Stap 1: Waarom VOC?

Van Oldenbarnevelt 1547 - 1619
De VOC en de specerijenhandel
zorgt voor grote rijkdom aan de
Amsterdamse Grachtengordel

 

Waarom de VOC werd opgericht?
Tot het eind van de 16e eeuw was de specerijenhandel op Oost-Indië in handen van de Portugezen. Nederlandse schepen haalden hun handelswaar in Portugese havens.

Daaraan kwam een einde toen Portugal door de Spanjaarden werd ingelijfd. Spanje, ook in oorlog met de Republiek der Zeven Verenigde Nederlanden, verbood de Nederlanders om Spaanse en Portugese havens aan te doen. Vanaf dat moment ontstonden er verschillende handelscompagnieën om de specerijen zelf te halen uit de Oost.

De onderlinge concurrentie was niet goed voor de winst en de kleine compagnieën waren niet opgewassen tegen de Spanjaarden. Eén grote compagnie moest het worden, bedacht de landsadvocaat Johan van Oldenbarnevelt. Zijn visie kreeg gestalte in 1602, met de oprichting van de VOC.
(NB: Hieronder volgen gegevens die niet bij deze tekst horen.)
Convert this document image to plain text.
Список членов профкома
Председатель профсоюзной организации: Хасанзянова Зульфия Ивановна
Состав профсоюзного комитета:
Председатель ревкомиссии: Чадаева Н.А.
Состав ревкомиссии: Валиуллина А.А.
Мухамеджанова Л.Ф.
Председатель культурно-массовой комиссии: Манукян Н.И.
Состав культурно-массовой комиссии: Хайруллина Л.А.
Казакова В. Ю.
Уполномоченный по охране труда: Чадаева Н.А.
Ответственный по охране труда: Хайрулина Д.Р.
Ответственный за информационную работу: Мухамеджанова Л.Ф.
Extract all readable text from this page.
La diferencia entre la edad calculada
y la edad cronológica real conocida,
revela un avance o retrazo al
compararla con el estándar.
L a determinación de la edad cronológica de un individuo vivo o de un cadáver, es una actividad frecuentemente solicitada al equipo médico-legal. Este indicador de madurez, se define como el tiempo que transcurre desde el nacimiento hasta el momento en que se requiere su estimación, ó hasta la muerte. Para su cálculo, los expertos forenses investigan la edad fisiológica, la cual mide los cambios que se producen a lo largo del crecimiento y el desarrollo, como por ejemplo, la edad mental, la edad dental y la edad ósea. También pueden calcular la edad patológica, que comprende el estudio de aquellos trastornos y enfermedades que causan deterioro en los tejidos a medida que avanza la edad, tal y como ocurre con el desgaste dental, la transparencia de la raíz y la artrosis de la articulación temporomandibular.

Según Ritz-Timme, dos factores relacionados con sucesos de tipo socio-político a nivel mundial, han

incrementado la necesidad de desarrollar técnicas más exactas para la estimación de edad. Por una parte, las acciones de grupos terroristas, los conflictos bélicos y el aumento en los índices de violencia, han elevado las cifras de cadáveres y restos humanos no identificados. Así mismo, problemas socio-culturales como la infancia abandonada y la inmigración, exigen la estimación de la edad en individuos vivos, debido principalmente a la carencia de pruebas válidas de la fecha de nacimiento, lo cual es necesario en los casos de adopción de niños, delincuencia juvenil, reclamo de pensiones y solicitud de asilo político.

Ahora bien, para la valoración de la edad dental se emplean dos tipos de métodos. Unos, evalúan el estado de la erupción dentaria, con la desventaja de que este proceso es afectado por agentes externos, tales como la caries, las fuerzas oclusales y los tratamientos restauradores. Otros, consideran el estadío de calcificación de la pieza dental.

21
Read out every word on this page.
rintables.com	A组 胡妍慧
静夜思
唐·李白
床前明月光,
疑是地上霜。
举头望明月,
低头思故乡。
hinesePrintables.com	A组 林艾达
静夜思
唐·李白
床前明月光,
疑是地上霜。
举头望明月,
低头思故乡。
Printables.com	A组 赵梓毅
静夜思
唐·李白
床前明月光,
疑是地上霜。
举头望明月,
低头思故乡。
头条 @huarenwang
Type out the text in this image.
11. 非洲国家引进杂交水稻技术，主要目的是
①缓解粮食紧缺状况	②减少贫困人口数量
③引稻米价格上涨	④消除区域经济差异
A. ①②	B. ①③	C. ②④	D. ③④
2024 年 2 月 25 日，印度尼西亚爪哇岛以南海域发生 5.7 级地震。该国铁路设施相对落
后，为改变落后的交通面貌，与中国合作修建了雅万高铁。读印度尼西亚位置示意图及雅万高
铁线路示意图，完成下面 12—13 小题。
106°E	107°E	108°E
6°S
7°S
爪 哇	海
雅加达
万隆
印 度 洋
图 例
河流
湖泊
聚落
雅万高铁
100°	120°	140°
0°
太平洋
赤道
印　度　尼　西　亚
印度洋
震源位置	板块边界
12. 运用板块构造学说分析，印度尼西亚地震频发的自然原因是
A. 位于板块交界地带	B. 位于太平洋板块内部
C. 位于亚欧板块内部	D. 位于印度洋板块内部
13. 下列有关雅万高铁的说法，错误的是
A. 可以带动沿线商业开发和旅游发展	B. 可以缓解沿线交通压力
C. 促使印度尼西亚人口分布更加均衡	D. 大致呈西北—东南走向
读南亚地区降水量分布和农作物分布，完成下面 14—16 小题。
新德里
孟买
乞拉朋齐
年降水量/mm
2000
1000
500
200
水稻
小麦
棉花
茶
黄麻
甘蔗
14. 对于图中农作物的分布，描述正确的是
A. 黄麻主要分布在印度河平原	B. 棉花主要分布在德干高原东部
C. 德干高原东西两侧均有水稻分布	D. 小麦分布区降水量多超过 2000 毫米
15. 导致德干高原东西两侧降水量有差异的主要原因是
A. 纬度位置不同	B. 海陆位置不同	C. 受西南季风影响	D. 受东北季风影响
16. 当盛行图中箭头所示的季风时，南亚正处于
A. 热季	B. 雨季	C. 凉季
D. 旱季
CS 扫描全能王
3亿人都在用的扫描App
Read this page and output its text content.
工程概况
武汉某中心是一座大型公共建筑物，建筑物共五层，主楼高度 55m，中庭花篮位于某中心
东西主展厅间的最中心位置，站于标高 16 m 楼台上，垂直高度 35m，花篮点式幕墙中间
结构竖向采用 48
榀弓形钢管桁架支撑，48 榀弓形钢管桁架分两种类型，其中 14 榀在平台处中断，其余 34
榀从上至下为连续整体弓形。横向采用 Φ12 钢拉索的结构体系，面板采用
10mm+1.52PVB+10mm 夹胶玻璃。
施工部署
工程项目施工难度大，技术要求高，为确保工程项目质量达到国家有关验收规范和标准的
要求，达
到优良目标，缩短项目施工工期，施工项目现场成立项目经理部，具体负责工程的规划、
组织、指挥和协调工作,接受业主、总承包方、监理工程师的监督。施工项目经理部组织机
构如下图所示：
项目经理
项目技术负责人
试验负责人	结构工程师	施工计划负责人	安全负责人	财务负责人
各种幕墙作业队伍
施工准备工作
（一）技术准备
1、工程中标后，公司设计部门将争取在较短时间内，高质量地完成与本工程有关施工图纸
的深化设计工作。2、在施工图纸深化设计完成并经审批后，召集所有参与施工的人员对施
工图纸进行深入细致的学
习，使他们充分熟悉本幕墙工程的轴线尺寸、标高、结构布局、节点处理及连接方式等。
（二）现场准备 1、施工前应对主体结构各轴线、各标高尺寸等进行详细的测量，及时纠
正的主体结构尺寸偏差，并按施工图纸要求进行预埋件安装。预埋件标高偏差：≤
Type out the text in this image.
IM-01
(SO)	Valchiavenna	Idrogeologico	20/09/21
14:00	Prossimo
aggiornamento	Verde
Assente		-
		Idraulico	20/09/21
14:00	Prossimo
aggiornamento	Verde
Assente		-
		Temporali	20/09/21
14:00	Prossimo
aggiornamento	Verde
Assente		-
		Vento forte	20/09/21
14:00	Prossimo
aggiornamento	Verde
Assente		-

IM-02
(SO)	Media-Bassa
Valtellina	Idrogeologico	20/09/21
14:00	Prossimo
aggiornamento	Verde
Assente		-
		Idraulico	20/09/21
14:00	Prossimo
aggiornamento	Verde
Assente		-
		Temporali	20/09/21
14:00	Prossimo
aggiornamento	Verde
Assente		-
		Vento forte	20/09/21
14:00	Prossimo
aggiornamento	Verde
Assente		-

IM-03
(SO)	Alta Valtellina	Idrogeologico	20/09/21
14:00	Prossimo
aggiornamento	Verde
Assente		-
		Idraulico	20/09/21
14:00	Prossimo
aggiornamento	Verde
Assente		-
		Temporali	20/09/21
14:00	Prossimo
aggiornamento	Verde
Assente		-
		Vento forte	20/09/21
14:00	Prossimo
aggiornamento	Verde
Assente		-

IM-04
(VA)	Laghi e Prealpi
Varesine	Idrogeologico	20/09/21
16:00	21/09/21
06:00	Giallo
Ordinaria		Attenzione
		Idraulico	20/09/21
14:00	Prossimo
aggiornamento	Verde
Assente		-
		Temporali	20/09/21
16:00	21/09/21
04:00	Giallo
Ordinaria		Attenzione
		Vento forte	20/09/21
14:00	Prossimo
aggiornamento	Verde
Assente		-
Johan van Oldenbarnevelt was lang de hoogste ambtenaar van de Staten-Generaal van de Republiek en in de praktijk ook één van de meest invloedrijke figuren van zijn tijd. Maurits van Oranje had als stadhouder de leiding in de Republiek, maar liet het politieke leiderschap lang over aan Van Oldenbarnevelt.

Op 20 maart van dat jaar verleende de Staten-Generaal de VOC het octrooi om als enig Nederlands bedrijf handel te drijven met Azië. Zes handelsmaatschappijen gingen samen op in de VOC en vanaf 1602 voeren ze voor hun specerijen op de Banda-eilanden, de specerijeneilanden die deel uitmaakten van de Zuid-Molukken. Met deze handel was veel geld te verdienen. Maar het was wel zaak vaste voet aan de Oost-Indische grond te krijgen.

Een octrooi is een exclusief recht, een monopolie. In het geval van de VOC gaf het octrooi de VOC het alleenrecht op de handel met de Oost. In het octrooi stond in 46 artikelen beschreven wat de VOC mag en niet mag.

Beantwoord de vragen.
Zoek de antwoorden eventueel op.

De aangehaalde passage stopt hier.